CORDELIA Nothing, my lord.
LEAR
How? Nothing can come of nothing. Speak again.
CORDELIA
Unhappy that I am, I cannot heave
My heart into my mouth. I love your majesty
According to my bond, nor more nor less.
LEAR
Go to, go to, mend your speech a little
Lest it may mar your fortunes.
CORDELIA Good my lord,
You have begot me, bred me, loved me.
I return those duties back as are right fit—
Obey you, love you, and most honour you.
Why have my sisters husbands if they say
They love you all? Haply when I shall wed
That lord whose hand must take my plight shall carry
Half my love with him, half my care and duty.
Sure, I shall never marry like my sisters,
To love my father all.
LEAR But goes this with thy heart?
CORDELIA Ay, good my lord.
LEAR So young and so untender?
CORDELIA So young, my lord, and true.
LEAR
Well, let it be so. Thy truth then he thy dower;
For by the sacred radiance of the sun,
The mysteries of Hecate and the night,
By all the operation of the orbs
From whom we do exist and cease to be,
Here I disclaim all my paternal care,
Propinquity, and property of blood,
And as a stranger to my heart and me
Hold thee from this for ever. The barbarous Scythian,
Or he that makes his generation
Messes to gorge his appetite,
Shall be as well neighboured, pitied, and relieved
As thou, my sometime daughter.
KENT Good my +liege-
LEAR
Peace, Kent. Come not between the dragon and his
wrath.
I loved her most, and thought to set my rest
On her kind nursery. ⌈To
Cordelia⌉
Hence, and avoid
my sight!—
So be my grave my peace as here I give
Her father’s heart from her. Call France. Who stirs?
Call Burgundy.
⌈Exit one or more⌉
Cornwall and Albany,
With my two daughters’ dowers digest this third.

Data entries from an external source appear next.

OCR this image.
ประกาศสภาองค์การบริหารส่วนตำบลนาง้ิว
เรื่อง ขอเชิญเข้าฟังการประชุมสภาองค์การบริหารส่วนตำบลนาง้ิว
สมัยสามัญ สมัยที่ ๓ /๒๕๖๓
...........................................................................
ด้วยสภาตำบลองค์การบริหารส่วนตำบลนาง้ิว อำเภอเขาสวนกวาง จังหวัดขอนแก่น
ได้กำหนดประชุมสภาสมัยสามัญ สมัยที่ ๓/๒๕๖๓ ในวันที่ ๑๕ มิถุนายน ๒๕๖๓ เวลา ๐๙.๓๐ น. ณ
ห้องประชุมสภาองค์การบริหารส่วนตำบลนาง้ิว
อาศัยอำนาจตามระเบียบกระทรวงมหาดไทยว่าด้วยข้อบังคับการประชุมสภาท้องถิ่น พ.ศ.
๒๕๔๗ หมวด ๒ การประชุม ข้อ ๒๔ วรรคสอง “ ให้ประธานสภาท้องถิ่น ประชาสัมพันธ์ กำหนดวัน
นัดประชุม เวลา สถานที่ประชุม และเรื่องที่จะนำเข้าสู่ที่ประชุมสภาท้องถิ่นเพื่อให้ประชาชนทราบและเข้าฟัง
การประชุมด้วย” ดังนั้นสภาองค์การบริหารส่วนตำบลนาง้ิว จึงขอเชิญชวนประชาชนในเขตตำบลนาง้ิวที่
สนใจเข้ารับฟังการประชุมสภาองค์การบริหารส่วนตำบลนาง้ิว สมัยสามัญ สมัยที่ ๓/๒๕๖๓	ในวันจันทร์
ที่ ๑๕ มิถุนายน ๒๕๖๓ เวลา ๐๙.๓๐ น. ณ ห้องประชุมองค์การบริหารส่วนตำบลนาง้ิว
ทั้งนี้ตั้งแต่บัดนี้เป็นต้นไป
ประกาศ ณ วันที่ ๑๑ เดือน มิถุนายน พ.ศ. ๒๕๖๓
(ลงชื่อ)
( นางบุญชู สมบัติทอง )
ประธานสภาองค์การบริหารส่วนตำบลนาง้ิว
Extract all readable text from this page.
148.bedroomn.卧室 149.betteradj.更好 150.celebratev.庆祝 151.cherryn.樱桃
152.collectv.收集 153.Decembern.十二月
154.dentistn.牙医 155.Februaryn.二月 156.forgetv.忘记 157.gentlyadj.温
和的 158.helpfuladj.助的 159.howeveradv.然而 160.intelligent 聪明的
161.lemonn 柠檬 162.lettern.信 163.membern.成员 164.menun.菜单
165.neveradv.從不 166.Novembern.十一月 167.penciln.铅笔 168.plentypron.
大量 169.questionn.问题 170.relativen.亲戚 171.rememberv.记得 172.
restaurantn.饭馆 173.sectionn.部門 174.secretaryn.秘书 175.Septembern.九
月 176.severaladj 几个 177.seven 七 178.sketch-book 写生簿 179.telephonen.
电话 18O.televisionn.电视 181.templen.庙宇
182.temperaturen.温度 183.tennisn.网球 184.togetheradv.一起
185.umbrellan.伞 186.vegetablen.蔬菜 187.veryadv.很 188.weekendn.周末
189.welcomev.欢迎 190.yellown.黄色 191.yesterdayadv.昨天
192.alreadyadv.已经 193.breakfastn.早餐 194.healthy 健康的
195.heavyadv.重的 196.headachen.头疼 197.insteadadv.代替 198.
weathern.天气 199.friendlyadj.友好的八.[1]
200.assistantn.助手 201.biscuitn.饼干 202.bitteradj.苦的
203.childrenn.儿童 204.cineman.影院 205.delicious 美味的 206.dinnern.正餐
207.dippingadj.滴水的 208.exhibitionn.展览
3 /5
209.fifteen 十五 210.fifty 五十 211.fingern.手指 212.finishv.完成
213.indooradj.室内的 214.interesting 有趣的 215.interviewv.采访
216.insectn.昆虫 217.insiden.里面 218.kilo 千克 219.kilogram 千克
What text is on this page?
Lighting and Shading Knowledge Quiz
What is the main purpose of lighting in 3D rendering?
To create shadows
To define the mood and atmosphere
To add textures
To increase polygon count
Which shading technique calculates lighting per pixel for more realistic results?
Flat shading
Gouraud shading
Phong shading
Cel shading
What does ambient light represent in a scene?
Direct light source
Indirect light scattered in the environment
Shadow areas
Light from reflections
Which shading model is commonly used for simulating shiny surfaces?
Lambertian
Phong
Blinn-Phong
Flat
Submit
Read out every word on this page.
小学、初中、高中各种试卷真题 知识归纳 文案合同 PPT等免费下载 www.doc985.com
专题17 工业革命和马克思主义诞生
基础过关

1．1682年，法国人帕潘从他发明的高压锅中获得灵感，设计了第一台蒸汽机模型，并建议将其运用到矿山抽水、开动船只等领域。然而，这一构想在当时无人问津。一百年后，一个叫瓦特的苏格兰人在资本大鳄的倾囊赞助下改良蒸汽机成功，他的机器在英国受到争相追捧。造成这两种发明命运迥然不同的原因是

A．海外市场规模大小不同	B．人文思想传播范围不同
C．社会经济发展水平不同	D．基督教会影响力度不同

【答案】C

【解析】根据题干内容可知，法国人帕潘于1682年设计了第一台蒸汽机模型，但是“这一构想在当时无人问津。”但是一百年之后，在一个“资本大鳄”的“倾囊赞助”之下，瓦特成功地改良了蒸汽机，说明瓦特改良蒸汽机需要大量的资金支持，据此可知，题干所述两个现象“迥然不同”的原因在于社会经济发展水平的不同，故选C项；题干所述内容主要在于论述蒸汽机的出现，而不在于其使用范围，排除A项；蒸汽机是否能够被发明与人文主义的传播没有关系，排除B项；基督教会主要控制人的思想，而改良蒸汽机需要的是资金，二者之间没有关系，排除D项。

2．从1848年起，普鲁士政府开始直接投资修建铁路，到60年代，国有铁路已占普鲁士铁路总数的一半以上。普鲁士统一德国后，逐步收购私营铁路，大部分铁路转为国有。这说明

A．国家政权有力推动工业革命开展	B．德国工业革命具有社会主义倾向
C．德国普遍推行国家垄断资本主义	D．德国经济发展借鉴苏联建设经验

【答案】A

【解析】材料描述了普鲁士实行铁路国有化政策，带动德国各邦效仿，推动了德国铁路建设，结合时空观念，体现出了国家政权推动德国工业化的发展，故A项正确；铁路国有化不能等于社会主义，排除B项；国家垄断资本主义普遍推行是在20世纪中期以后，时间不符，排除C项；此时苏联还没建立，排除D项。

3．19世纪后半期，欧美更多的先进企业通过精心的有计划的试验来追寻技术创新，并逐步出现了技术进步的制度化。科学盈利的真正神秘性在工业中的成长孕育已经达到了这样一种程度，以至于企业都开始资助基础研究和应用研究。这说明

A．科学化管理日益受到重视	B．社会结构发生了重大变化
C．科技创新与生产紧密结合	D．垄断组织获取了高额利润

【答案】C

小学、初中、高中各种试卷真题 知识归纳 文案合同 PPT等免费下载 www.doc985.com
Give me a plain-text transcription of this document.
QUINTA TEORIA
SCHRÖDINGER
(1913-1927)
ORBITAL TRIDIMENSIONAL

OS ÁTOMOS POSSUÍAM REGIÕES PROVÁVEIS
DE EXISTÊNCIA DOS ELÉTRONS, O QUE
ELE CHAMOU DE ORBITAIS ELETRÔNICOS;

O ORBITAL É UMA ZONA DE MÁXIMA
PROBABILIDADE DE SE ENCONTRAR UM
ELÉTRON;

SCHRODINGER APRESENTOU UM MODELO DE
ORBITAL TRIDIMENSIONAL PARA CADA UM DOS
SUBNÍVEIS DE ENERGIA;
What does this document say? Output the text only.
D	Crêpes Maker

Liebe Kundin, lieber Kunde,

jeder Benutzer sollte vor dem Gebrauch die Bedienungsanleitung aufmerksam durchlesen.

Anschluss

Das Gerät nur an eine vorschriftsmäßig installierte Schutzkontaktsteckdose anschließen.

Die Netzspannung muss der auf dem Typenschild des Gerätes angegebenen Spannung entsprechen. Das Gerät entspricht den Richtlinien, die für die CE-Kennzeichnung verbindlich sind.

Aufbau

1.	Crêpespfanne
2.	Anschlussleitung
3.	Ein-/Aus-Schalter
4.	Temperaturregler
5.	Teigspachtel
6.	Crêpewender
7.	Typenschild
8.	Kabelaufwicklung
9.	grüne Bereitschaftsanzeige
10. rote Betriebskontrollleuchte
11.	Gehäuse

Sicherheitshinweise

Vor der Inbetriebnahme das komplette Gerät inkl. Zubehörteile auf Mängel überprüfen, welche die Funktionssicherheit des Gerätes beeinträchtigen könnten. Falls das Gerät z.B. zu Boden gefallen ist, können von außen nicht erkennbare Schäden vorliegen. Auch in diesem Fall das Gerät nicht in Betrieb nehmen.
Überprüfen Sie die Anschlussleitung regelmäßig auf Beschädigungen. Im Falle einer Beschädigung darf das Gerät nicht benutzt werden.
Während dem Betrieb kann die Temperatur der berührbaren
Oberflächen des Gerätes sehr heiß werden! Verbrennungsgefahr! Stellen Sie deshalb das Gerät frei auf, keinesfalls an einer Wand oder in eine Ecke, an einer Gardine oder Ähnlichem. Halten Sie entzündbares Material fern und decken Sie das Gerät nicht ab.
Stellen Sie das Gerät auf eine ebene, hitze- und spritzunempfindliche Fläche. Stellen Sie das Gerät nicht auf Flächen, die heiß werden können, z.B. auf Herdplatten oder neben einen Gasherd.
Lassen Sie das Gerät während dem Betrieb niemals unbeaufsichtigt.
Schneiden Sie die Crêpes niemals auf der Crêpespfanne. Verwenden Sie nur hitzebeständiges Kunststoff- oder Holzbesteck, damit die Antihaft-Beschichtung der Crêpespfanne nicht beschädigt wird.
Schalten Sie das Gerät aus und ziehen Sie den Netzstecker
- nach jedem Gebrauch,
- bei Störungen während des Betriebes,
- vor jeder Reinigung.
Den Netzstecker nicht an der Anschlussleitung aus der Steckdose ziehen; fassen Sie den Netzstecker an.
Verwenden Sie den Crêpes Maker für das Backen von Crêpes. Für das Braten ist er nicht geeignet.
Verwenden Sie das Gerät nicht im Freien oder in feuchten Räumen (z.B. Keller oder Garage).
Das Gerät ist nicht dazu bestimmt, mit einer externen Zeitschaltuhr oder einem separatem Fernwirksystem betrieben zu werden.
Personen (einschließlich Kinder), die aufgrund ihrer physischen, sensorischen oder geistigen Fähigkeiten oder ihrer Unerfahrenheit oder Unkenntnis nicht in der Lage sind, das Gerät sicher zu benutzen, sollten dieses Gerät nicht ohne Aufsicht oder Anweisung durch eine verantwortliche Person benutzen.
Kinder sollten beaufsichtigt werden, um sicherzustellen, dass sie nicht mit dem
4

Let pride, which she calls plainness, marry her.
I do invest you jointly in my power,
Pre-eminence, and all the large effects
That troop with majesty. Ourself by monthly course,
With reservation of an hundred knights
By you to be sustained, shall our abode
Make with you by due turns. Only we still retain
The name and all the additions to a king.
The sway, revenue, execution of the rest,
Beloved sons, be yours; which to confirm,
This crownet part betwixt you.
KENT Royal Lear,
Whom I have ever honoured as my king,
Loved as my father, as my master followed,
As my great patron thought on in my prayers—
LEAR
The bow is bent and drawn; make from the shaft.